Ousmane Sonko critique la gestion des fonds politiques par le président Faye
Le Premier ministre Ousmane Sonko a récemment pris position contre le président Bassirou Diomaye Faye concernant l’utilisation des fonds politiques au Sénégal. Une divergence qui agite l’exécutif depuis plusieurs années et qui interroge sur la transparence des finances publiques dans le pays.

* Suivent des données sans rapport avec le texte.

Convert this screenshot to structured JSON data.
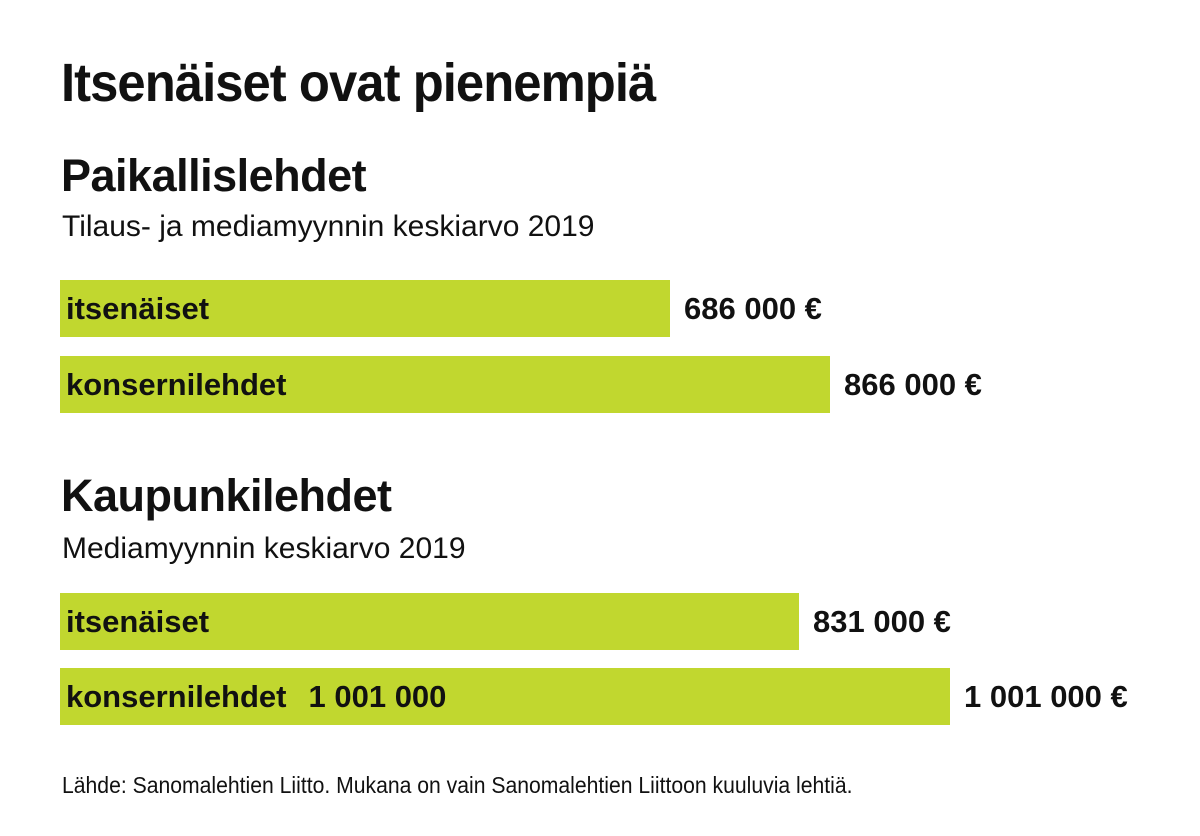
{
  "title": "Itsenäiset ovat pienempiä",
  "source": "Lähde: Sanomalehtien Liitto. Mukana on vain Sanomalehtien Liittoon kuuluvia lehtiä.",
  "colors": {
    "bar": "#c1d72f",
    "text": "#111111",
    "background": "#ffffff"
  },
  "chart_data": [
    {
      "type": "bar",
      "orientation": "horizontal",
      "title": "Paikallislehdet",
      "subtitle": "Tilaus- ja mediamyynnin keskiarvo 2019",
      "categories": [
        "itsenäiset",
        "konsernilehdet"
      ],
      "values": [
        686000,
        866000
      ],
      "value_labels": [
        "686 000 €",
        "866 000 €"
      ],
      "inner_labels": [
        "",
        ""
      ],
      "unit": "€",
      "xlim": [
        0,
        1001000
      ],
      "grid": false,
      "legend": "none"
    },
    {
      "type": "bar",
      "orientation": "horizontal",
      "title": "Kaupunkilehdet",
      "subtitle": "Mediamyynnin keskiarvo 2019",
      "categories": [
        "itsenäiset",
        "konsernilehdet"
      ],
      "values": [
        831000,
        1001000
      ],
      "value_labels": [
        "831 000 €",
        "1 001 000 €"
      ],
      "inner_labels": [
        "",
        "1 001 000"
      ],
      "unit": "€",
      "xlim": [
        0,
        1001000
      ],
      "grid": false,
      "legend": "none"
    }
  ]
}
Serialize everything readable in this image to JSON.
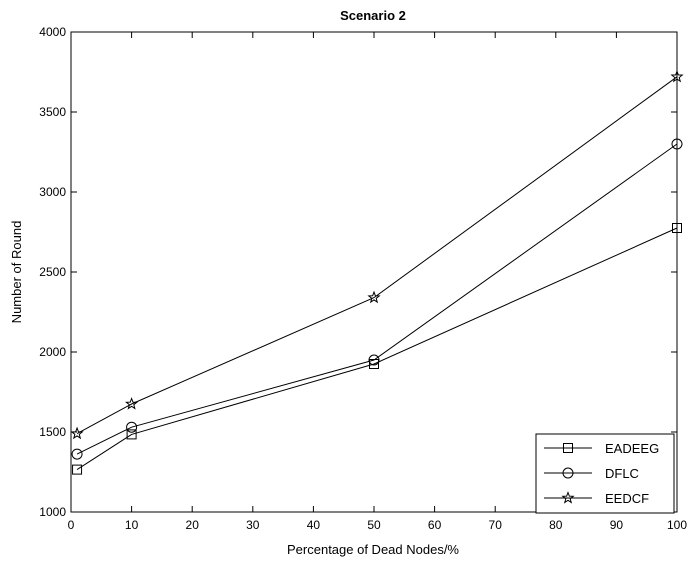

Un désaccord public sur la gestion des fonds politiques
Lors d’un entretien officiel au Palais de la République, le président Bassirou Diomaye Faye avait défendu l’existence des fonds politiques, tout en reconnaissant leur opacité. Il avait alors souligné : « Ces fonds couvrent des dépenses sensibles, notamment en matière de renseignement et de sécurité nationale. » Il avait également évoqué des obligations liées à la solidarité internationale et aux sollicitations internes de l’État.
Le Premier ministre Sonko, quant à lui, a clairement exprimé son opposition à cette gestion. Dans une déclaration récente, il a affirmé : « Les fonds politiques représentent un engagement électoral. Je ne suis pas d’accord avec le président Bassirou Diomaye Faye, il s’est trompé. J’espère qu’il rectifiera le tir. »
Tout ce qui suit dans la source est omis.